Over the course of its 600-year history, the bridge has borne witness to at least one epic military battle, public executions and a series of devastating floods.
In more recent years, it has made numerous cameo appearances in pop culture, including movies, novels and music videos:
Today the bridge hums with the presence of painters, photographers, musicians and tourists.
Sefl and others said that renovations should maintain the bridge's historical integrity. As he walks over the bridge he points to cracks in the fresh masonry and dollops of concrete where there should be repaired stonework as proof of the shoddy — cost-saving — workmanship
A regional commission agreed, fining the city of Prague, which is responsible for maintaining the bridge and contracting out the renovation work, the equivalent of $200,000.
“The bridge needs to be elastic because there is tension,” Sefl said. “Winter, water, cold and ice — in a few years the Charles Bridge could be destroyed by a catastrophe.”
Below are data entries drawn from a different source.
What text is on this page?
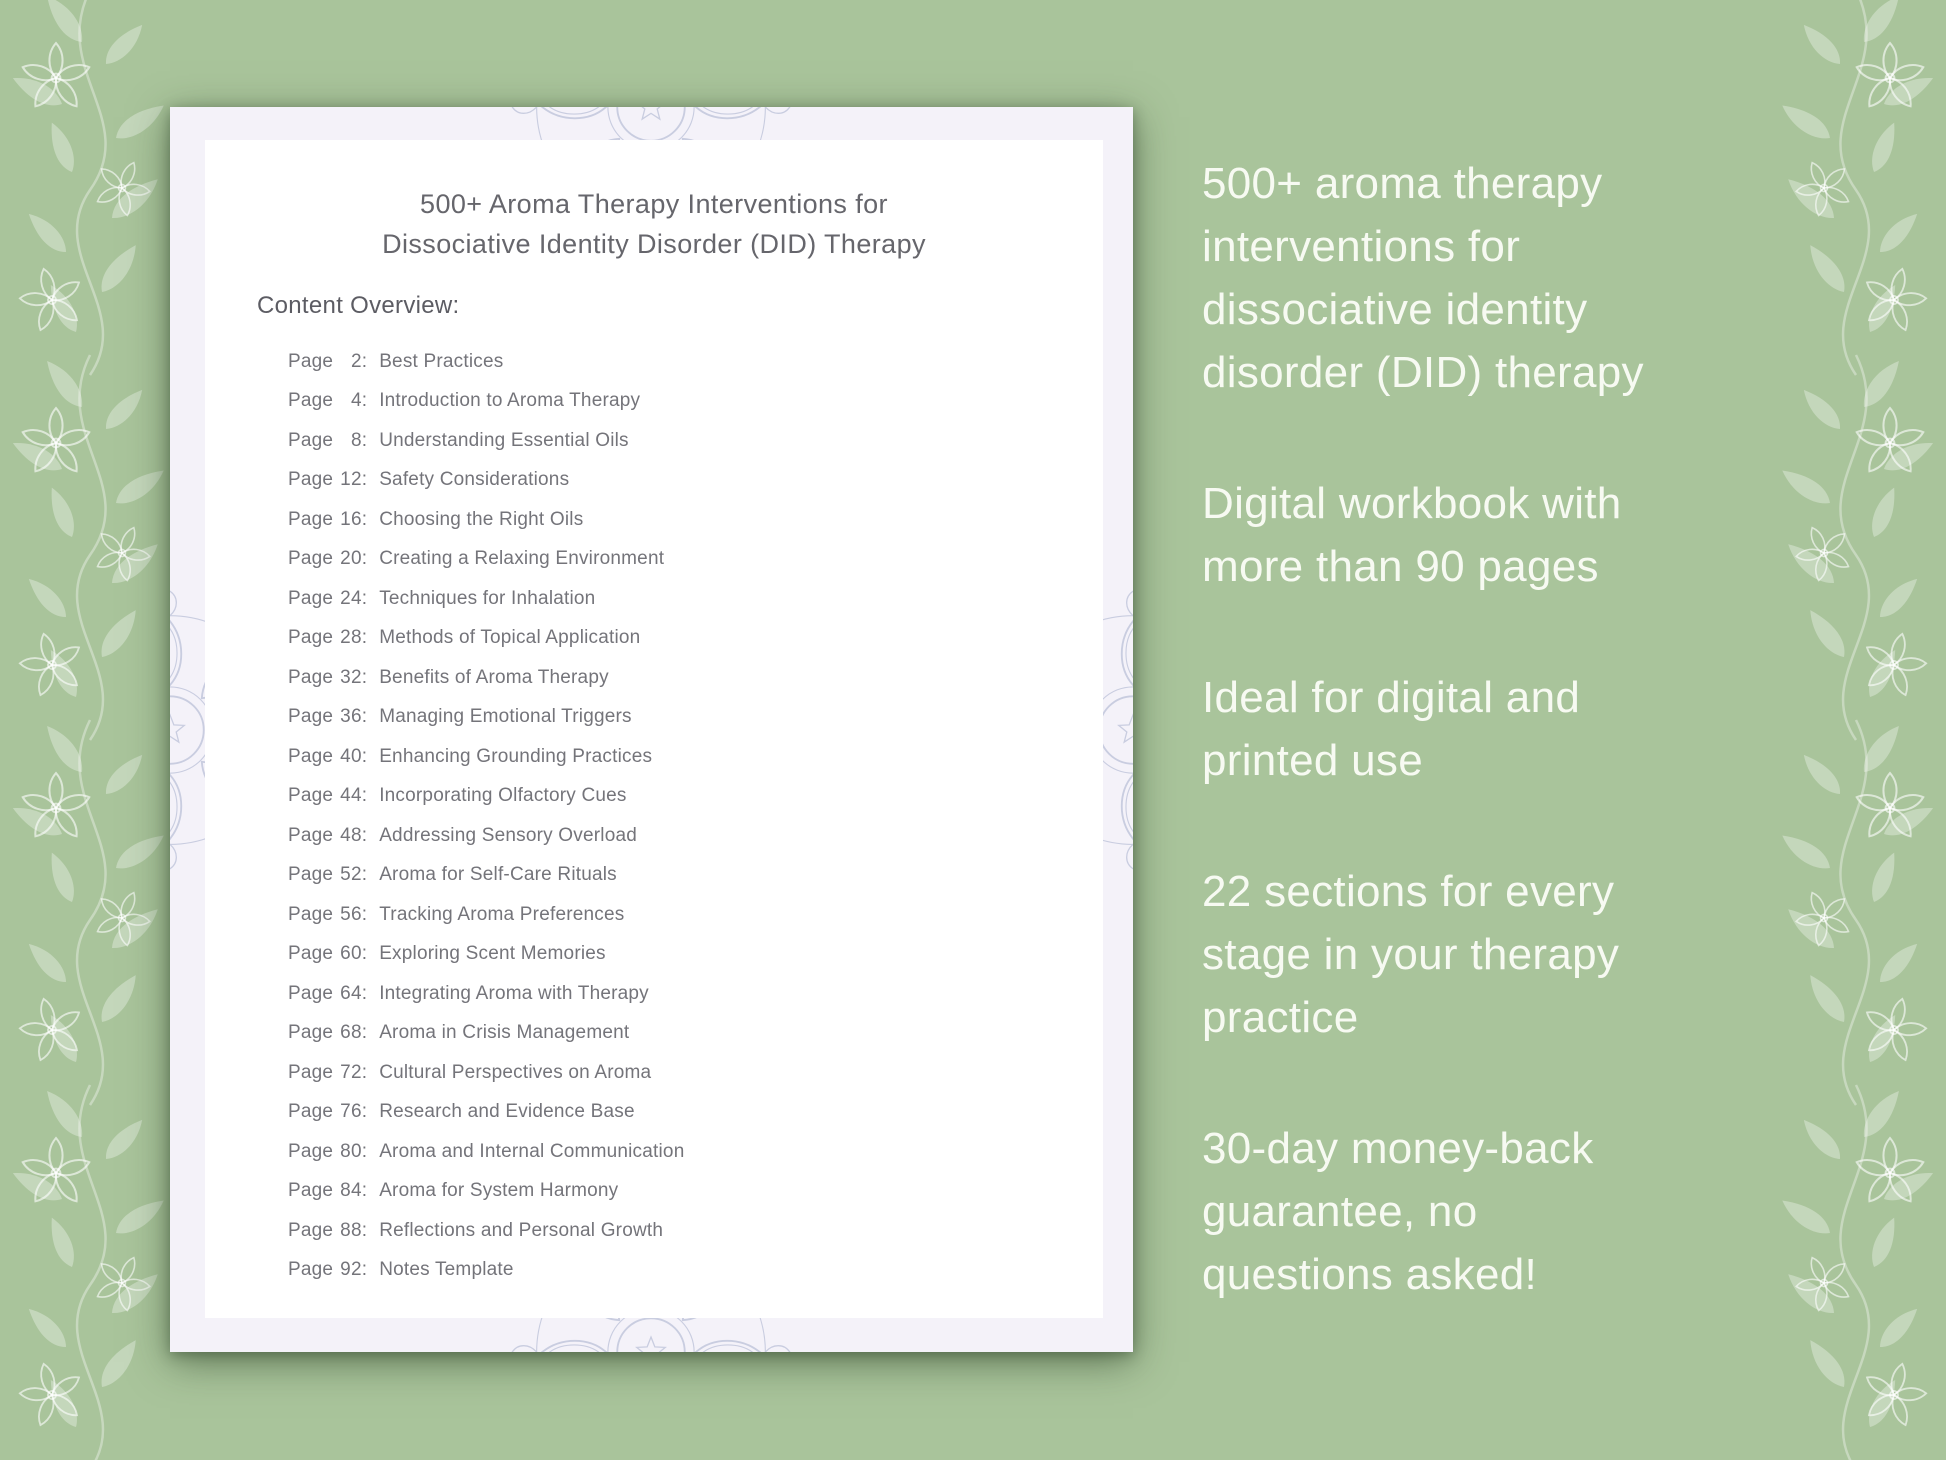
500+ Aroma Therapy Interventions for
Dissociative Identity Disorder (DID) Therapy
Content Overview:
Page 2: Best Practices
Page 4: Introduction to Aroma Therapy
Page 8: Understanding Essential Oils
Page 12: Safety Considerations
Page 16: Choosing the Right Oils
Page 20: Creating a Relaxing Environment
Page 24: Techniques for Inhalation
Page 28: Methods of Topical Application
Page 32: Benefits of Aroma Therapy
Page 36: Managing Emotional Triggers
Page 40: Enhancing Grounding Practices
Page 44: Incorporating Olfactory Cues
Page 48: Addressing Sensory Overload
Page 52: Aroma for Self-Care Rituals
Page 56: Tracking Aroma Preferences
Page 60: Exploring Scent Memories
Page 64: Integrating Aroma with Therapy
Page 68: Aroma in Crisis Management
Page 72: Cultural Perspectives on Aroma
Page 76: Research and Evidence Base
Page 80: Aroma and Internal Communication
Page 84: Aroma for System Harmony
Page 88: Reflections and Personal Growth
Page 92: Notes Template

500+ aroma therapy
interventions for
dissociative identity
disorder (DID) therapy

Digital workbook with
more than 90 pages

Ideal for digital and
printed use

22 sections for every
stage in your therapy
practice

30-day money-back
guarantee, no
questions asked!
Indeed, it appears that the only thing the critics do not agree on is who to blame.
The city and the state historical institute both have come under fire for failed oversight, while the contractor is faulted by turn for its failure to properly finish the work.
Pavel Kamenik, a spokesman for SMP, the contractor, said his company was not to blame for perceived shortcomings in the $10-million renovation.
“We had instructions confirmed by the historical preservationist’s office,” he wrote in an email.
“Civil engineers, architects, historical preservationists and other experts were cooperating on the project from the very beginning.”
Kamenik (a name that is, ironically, Czech for “stonemason”) said SMP followed instructions given to them “by the team of experts," that included representatives from Faculty of Science, historical preservationists and representatives from the city of Prague.
“We discovered that it was very well insulated and that there was no water getting in,” said Knezinek, the head of the city's preservation department. “So we are very satisfied with the first part of the work they did and that is all I have to say to it."
After a brief pause, he added: "We're not so far very satisfied with the masonry work and exchanging [replacing] the stone blocks.”